I've never been hospitalized. I hate hospitals (bad experiences when a child) plus I have never been suicidal and I think a lot about the impact of my illness on my children so I don't think I'll go that route (on the other hand, that's easy to say as I don't have suicidal ideations as a symptom--the thing that happens is just that all the lights go out in me and I hybernate, slumped in a chair).

Well yes, your depression does not sound as painful as many others have been, at least when you are stable on neurotin and adderall. The same person who would never ever to anything to hurt her children can get stuck in suicidal thinking. And sometime the thinking can get so distorted that she begins to believe that her children would be better off without her.

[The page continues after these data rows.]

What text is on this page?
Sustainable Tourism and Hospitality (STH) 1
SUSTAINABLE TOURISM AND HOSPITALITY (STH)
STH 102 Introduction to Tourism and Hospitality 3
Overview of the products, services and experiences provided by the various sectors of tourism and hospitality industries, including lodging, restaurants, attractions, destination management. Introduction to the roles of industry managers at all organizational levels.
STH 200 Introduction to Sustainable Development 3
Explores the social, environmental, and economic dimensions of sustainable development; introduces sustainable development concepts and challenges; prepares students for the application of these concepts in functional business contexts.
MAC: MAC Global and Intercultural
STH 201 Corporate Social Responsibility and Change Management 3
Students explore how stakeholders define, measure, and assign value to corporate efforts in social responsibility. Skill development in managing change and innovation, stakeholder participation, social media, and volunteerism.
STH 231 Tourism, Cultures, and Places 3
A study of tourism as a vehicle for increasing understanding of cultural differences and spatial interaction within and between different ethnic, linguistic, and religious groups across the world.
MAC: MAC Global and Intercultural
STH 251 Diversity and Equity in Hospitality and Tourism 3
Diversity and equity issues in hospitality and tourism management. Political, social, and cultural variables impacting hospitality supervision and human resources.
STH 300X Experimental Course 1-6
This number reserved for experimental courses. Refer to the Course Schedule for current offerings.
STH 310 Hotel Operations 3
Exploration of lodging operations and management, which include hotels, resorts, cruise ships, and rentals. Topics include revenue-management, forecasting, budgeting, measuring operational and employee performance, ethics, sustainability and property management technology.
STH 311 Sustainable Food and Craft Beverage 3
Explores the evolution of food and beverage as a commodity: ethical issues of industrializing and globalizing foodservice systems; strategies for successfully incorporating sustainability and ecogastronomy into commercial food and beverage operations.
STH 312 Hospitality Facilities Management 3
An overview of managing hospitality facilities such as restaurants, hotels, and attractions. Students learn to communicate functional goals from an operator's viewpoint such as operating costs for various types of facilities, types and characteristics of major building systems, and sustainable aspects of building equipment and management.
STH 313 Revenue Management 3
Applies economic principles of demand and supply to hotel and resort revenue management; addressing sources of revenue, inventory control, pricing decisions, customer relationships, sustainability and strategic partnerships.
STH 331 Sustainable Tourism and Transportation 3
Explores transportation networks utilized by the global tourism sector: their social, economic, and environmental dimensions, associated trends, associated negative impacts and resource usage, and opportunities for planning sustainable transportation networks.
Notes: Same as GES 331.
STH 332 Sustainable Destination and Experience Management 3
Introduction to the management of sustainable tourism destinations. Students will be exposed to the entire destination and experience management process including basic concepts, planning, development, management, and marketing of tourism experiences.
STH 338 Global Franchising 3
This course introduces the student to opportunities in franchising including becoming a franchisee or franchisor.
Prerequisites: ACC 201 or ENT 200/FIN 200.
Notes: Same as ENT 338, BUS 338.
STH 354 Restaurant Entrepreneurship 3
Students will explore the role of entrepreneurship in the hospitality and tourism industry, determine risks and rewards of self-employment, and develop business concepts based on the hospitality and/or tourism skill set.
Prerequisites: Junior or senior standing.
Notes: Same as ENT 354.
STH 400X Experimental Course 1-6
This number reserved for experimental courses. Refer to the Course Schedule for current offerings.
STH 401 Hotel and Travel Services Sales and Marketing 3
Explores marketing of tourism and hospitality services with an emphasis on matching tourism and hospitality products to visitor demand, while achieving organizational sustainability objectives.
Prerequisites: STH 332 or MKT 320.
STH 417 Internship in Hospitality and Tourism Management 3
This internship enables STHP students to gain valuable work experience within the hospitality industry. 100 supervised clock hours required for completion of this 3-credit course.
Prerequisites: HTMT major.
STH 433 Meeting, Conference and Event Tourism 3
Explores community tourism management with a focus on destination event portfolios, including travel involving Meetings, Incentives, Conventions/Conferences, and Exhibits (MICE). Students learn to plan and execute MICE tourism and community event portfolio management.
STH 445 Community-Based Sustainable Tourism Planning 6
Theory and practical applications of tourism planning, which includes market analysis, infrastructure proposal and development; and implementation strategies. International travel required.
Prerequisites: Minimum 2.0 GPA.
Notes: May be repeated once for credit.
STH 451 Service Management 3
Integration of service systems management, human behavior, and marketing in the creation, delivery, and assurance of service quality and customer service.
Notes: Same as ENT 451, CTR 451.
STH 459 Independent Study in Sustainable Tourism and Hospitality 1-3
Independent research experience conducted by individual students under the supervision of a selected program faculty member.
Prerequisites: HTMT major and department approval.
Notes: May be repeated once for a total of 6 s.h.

Sometimes the hospital can just provide an atmosphere where you can be absolutely you for a while, slumped in that chair. I think at times to really act like you feel, releases some of your energy back to you. I used to feel that with my business. If I was here I had to be totally "on" all the time, to go into the hospital gave me a break from responsibility and excuses. During my last short stays, I sort of had the opposite feelings. I didn't want to go to groups and talk about how I felt and how I wanted to change, or make collages about depression in art therapy. I just wanted to find a AD that worked.

Anyway, I am excited that the methodone seems positive (although not perfect) and I find myself looking forward to things that may be around the corner. It would be interesting after all of this searching we both ended up with methodone as the pain mood stabilizer after all these other trials.